Akhil NallamuthuBL Research Bureau Updated - November 05, 2024 at 02:41 PM.

I bought two stock options: Infy 1760-call at ₹51 and Voltas 1640-call at ₹72. Kindly suggest target and stop-loss levels for these positions – Kishore

Infosys (₹1,755): The stock has seen a sharp drop in price recently. It fell off the resistance at ₹1,975 and is currently hovering around ₹1,750.

Although the price action appears bearish, the long-term chart of this stock shows that there is good support at ₹1,700, which can arrest the decline.

However, this does not mean that the direction of the trend will turn toward north. There is a possibility of consolidation at this level too.

Our suggestion is to have a target and stop-loss for options based on the underlying. So, when the stock slips below the support at ₹1,700, exit the option at the prevailing premium. Because a drop below ₹1,700 can lead to a fall to ₹1,660 or even to ₹1,600.

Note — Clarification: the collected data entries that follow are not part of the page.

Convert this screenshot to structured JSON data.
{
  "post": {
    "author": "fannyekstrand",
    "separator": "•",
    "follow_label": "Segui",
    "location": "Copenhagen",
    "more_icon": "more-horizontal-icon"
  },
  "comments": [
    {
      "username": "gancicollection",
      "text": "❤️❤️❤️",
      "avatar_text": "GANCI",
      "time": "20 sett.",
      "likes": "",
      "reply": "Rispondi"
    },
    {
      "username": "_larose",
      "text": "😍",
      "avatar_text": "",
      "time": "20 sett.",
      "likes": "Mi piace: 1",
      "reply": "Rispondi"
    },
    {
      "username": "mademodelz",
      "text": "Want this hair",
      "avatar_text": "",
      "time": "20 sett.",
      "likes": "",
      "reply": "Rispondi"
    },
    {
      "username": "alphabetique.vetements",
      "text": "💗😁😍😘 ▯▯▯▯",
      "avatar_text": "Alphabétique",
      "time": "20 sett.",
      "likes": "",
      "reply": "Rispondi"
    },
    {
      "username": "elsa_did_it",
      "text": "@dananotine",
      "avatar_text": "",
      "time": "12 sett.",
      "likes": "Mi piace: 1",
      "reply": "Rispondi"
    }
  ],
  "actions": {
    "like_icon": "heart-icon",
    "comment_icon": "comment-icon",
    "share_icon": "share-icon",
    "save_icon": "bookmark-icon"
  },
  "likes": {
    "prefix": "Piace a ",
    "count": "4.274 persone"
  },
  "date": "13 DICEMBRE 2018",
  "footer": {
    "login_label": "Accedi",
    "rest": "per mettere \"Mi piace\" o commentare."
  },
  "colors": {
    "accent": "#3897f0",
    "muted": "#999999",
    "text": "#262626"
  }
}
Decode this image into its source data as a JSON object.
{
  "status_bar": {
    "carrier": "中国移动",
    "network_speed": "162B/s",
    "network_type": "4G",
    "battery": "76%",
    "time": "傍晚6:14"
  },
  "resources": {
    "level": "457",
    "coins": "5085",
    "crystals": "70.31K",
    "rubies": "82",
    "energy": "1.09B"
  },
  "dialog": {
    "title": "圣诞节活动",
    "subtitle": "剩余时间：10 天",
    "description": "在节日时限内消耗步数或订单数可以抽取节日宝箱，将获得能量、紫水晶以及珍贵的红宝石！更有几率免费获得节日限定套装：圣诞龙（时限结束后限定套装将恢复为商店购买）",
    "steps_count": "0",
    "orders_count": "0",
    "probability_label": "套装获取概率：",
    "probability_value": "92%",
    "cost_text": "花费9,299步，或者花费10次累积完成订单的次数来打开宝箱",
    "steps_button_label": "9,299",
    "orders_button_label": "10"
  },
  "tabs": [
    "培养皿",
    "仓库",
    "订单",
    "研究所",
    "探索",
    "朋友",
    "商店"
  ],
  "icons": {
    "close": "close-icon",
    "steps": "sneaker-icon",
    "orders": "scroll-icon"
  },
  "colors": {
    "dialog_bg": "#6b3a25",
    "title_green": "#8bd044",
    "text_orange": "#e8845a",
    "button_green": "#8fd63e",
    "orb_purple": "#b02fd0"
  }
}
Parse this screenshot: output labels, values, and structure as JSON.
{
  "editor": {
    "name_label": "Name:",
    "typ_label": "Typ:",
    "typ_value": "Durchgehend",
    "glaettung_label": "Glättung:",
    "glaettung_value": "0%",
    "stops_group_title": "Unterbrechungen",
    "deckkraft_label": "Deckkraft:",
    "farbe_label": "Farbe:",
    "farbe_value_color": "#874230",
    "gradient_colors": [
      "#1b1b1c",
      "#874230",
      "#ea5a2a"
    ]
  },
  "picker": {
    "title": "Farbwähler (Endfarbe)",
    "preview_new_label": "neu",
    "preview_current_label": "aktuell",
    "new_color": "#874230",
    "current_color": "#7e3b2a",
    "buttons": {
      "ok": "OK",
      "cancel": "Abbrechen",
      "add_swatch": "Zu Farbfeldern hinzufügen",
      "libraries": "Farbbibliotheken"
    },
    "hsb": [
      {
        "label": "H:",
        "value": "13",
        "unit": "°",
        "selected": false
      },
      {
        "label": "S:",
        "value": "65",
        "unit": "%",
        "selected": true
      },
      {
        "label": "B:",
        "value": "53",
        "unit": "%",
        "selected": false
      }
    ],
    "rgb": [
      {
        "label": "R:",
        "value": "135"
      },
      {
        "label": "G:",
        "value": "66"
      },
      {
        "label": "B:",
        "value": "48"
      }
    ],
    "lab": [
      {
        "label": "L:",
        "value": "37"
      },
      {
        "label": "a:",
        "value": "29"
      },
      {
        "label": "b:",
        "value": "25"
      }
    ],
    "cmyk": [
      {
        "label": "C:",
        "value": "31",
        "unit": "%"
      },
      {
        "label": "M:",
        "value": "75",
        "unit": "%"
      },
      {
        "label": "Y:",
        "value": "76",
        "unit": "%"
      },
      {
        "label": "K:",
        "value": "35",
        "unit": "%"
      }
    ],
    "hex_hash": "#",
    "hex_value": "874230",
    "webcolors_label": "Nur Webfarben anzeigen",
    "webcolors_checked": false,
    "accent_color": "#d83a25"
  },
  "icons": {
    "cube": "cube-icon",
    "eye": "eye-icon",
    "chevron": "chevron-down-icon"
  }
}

On the other hand, if the stock recovers, liquidate the option contract at the going price when the underlying touches ₹1,840, a resistance.

You should also keep in mind that time decay will work against you. So, if neither target nor stop-loss levels are hit in the next two weeks, it is better to exit the trade or roll-over to the next month contract.

Voltas (₹1,690): The stock has been in a downtrend since mid-October. But it now seems to have found support at ₹1,620 as it bounced off this level on Monday. The scrip has been extending the upside today, giving some positive impetus.

If the rally sustains, the stock can soon touch ₹1,750, a hurdle. A breach of ₹1,750 can take it further up to ₹1,880 in the near term. However, if the bears regain traction and start to drag the price down, ₹1,620 will provide support. If this level is broken, Voltas can see another leg of downtrend, potentially touching ₹1,540.

Given the prevailing conditions, our recommendation is to exit the option when the underlying stock price touches ₹1,750. You may buy again after the breakout of ₹1,750.

In case the price falls from the current level and the support at ₹1,620 is breached, liquidate the option that you hold. Note that the target and stop-loss are given based on the movement of the underlying share price.